А в ответ только треск разрядов, противный и пронзительный писк да бешено мчащиеся на соседней волне тире, точки, точки, тире…
Запустить бы сейчас Журавлеву порцию морзянки со скоростью групп пятнадцать. Я представляю, как, уловив в эфире пулеметные очереди ключа, Паша торопливо хватает карандаш и, придерживая двумя пальцами наушники, быстро-быстро записывает цифры и буквы. Он может принимать до двадцати групп в минуту. Это когда тире и точки сливаются в стремительную музыку. Кажется, в ней не под силу никому разобраться. Но Журавлев — радист первого класса. Он все поймет. И все запишет без единой ошибки. Ему бы только услышать… Но не слышит нас «Солнце». Исчезло, пропало оно куда-то вместе со штабной рацией и лучшим в полку радистом…
ПРИКАЗЫ НЕ ОБСУЖДАЮТ
Мглистая изморось все плотнее окутывает высотку мутным холодным пологом. Пожары в Нерубайке и Сосновке погасли. Наверное, там уже обрушились хаты: зарево исчезло бесследно, растворилось в морозном воздухе. Самоходки занимают приготовленные им гнезда — выдолбленные в мерзлой земле неглубокие квадратные ямы. На каждую выемку наезжает машина. С бортов, сзади и спереди мы закрываем дыры брезентом. И под днищем получается неплохое, почти комфортабельное убежище: здесь нет леденящего ветра и можно спокойно спать, пока часовой не поднимет «в ружье».

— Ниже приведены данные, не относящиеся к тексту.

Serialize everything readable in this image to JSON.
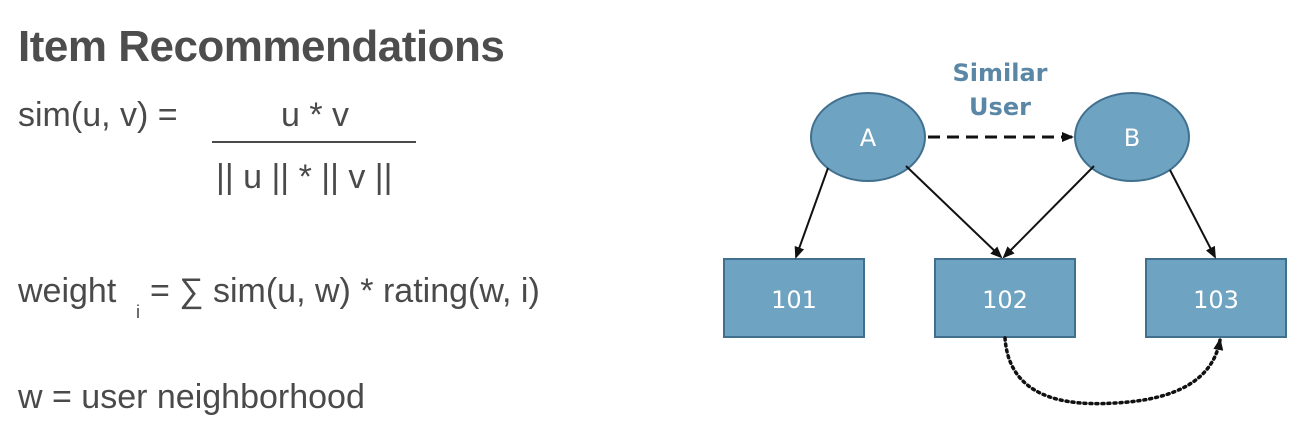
{
  "title": "Item Recommendations",
  "formulas": {
    "sim_lhs": "sim(u, v) =",
    "sim_numerator": "u * v",
    "sim_denominator": "|| u || * || v ||",
    "weight_lhs": "weight",
    "weight_subscript": "i",
    "weight_rhs": "= ∑ sim(u, w) * rating(w, i)",
    "w_def": "w = user neighborhood"
  },
  "diagram": {
    "users": [
      {
        "id": "user-a",
        "label": "A"
      },
      {
        "id": "user-b",
        "label": "B"
      }
    ],
    "items": [
      {
        "id": "item-101",
        "label": "101"
      },
      {
        "id": "item-102",
        "label": "102"
      },
      {
        "id": "item-103",
        "label": "103"
      }
    ],
    "similar_label_line1": "Similar",
    "similar_label_line2": "User",
    "colors": {
      "node_fill": "#6fa3c2",
      "node_stroke": "#41708f",
      "node_text": "#ffffff",
      "similar_text": "#5b87a6",
      "arrow": "#111111"
    }
  }
}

Нам со Смысловым Кохов приказал не отходить от машины Грибана. И мы первыми забрались под стальное брюхо комбатовской самоходки, которая теперь стала похожа на клушку, а мы — на ее цыплят. На крышках от разбитых снарядных ящиков не очень удобно. Но если под бок постелить шинель, под голову сунуть вещевой мешок и, прижавшись друг к другу спинами, накрыться второй шинелью, то можно скоротать ночь. Только бы не свело от холода неприкрытые ноги.
— Ты часто так ночевал? — спрашиваю я Смыслова.
— Приходилось. — Он отвечает небрежно, словно речь идет о чем-то привычном.
Правда, он раньше меня на фронте, но все-таки верить ему с первого слова по крайней мере наивно. Никогда не поймешь, что у него на уме:- в полку всем известно, что Юрка большой фантазер и любит поймать на слове, подковырнуть, съехидничать.
— В окопах ты тоже спал?
Я один раз даже на шкафу ночевал. Зимой. В хате битком было, а я смотрю — шкаф. Взобрался. Сел. Зад уместился, а солдату больше не надо. Главное — не сверзился ночью, не загремел. И на рояле спал. Мы в клубе тогда размещались. А в окопах мне не совсем нравится. То сыро, то холодно, да еще гляди, чтобы шинель не примерзла. Солдат утром вскочит в атаку, смотришь, а у шинели его только одна пола. Вторая, примерзшая, в окопе осталась. Подожди, и ты еще полы поотрываешь.
Смыслов говорит это серьезным тоном. И я почти верю в его предсказание.
— И ты ни разу не простудился?
— На передовой не берет простуда… Военврач говорил, что это из-за нервной системы Павлова простуда не прилипает. Понимаешь, нервы пересиливают любую болезнь… Ну, хватит. Я спать хочу, — обрывает он разговор.